Labour Students / LSE Labour & Co-Operative Society / Politics

LSE SU Labour: Why change would be beneficial to the society.

To those of you who don’t know me I am a second year Social Policy with Government student and sorry to those who do know me because you’ve heard this argument so many times before!

I, along with our club chair and other members of the society, want to put forward a motion to change the position of Equalities Officer, so that each liberation group has their own officer. I know that there will be some people who might be opposed to this idea and so I am going to put forward my arguments in here – feel free to ask questions if I haven’t addressed your point.

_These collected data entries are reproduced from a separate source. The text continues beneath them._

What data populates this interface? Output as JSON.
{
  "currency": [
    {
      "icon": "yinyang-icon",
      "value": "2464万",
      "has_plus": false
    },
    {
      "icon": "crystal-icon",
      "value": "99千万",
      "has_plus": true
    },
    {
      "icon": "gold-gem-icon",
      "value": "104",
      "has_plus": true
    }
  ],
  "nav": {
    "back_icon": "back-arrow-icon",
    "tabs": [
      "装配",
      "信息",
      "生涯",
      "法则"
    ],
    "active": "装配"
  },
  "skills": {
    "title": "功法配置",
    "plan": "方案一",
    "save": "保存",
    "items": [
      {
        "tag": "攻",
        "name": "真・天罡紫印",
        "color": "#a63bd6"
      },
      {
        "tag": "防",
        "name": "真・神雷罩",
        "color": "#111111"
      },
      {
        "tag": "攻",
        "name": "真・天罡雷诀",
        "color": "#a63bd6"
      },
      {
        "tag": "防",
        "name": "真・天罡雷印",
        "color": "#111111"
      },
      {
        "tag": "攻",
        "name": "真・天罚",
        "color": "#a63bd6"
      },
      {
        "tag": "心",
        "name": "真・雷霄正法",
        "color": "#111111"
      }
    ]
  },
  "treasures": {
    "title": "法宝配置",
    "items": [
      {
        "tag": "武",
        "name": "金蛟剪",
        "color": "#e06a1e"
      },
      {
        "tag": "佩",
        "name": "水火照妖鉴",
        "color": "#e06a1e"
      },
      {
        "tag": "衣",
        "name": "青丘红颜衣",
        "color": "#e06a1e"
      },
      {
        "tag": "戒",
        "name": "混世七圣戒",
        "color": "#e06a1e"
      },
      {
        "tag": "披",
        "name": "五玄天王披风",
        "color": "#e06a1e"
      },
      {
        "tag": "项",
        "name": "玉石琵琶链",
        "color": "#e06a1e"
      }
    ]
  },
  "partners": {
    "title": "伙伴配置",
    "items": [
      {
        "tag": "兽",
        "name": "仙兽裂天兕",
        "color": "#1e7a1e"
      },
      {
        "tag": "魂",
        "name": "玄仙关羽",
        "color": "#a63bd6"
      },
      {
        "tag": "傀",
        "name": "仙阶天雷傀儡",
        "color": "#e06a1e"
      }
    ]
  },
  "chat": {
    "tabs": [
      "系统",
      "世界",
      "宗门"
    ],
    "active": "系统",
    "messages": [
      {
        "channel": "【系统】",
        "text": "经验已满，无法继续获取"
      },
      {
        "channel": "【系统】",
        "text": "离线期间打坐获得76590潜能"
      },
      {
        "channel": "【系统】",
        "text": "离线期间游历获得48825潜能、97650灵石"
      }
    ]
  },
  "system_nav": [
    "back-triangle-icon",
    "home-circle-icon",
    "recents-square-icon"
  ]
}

Why do I want the position to change?
Personally, I think there are loads of reasons but I will just address the most important. Firstly, by grouping the liberation issues under one umbrella, it makes the issues of each group less significant as the officer cannot focus their attention equally on all causes. If we had someone representing each cause, they can focus their attention on the issues of the people they represent. Secondly, no matter how brilliant our current Equalities Officer is, there is no way he can truly understand what it is like to be discriminated against for being disabled or an ethnic minority. If I held the current position I too could not fully comprehend the issues that LGBT people face in society and even though my brother has learning disabilities I cannot truly understand what it is like to be in that position. Even if you are friends or related to someone who faces discrimination or inequality, you can sympathise but you cannot empathise. I also think that if you are a member of that caucus you will be more likely to be enthusiastic and proactive about making change and joining campaigns than someone who is not.

Even if you are right, even within each liberation groups there are different subsections that face discrimination. If you’re saying someone who is White cannot represent the interests of an ethnic minority, how could a Black person represent the interests of an Asian person?
This is an issue I think can come up quite a lot, but I think the best answer is that although they are not the same race, they still face similar disadvantages in life and discrimination purely based on race. I think it is better to have someone representing ethnic minorities as a whole, than not at all. The same goes for the LGBT position, you could equally argue that a Gay man does not fully understand the problems that a Lesbian woman faces -or the problems of a  Bisexual or Transgender person-, but again, it is important that they have someone that understands how unfair it is to be discriminated against over your sexuality.

Although I agree that there should be different liberation officers, I think that it may be a waste of time as the positions may be vacant.
The best way to get people more involved in politics is to have a wide range of representation. Because I am BAME I will discuss the issue within this context, but it can be applied to each liberation cause. Firstly, BAME representation within Labour is pretty poor anyway, so getting people from BAME communities to be involved in politics can be hard. But I think to get more BAME students  involved in Labour you need to have someone representing them in our society. Personally, I think if there was a dedicated BAME officer, they would be in a better position to reach out to ethnic minority societies in the university such as ACS, the Pakistan Society or the Chinese Society (to name a few). Liberation issues are not ones that just face members of the Labour Party, discrimination occurs no matter what side of the political spectrum you are on and so cross-society cohesion is likely to occur for campaign issues. For example, in BAME Labour you don’t actually have to be a member of the Labour Party to join, it is seen as a space in which BAME members of society can talk about the issues that face them and attempt to educate policy makers about these problems. Luckily for Labour, the political party that is in the best position to taking  away these discriminations is the Labour Party due to the dedication to issues of equality and social mobility. So, if the positions stay vacant, it is a shame but it is not the end of the world and it is better that there is a dedicated position than one umbrella position that attempts to encapsulate the needs of all, and fails. I might also add that with dedicated positions, more members from each liberation position are likely to become more involved with the society and so it may not even be a problem.

There are liberation officers at the Labour Students level, is that not enough?
To put it bluntly, no. The fact that there are positions at the higher level makes it even more necessary to have them at the lower levels. Our society should try to reflect the structure and values of the rest of the party. When I said that there wasn’t a BAME Officer in our society at the BAME Students political day and at the Labour Students Political Weekend BAME Caucus, most people were surprised. I don’t know exactly how many, but a lot of Labour student societies have BAME officers and it should be the case at LSE too, especially because we have such an ethnically diverse student body. All liberation roles are important and each have campaigns important to them and I don’t think that under the current system, every liberation group is getting the support they need.

I think I have now covered all bases! If you still don’t agree, or have further questions then please comment and I will answer as soon as possible. It is an issue I am particularly passionate about and I hope we can get this through in March at the AGM and give each liberation group the support they deserve.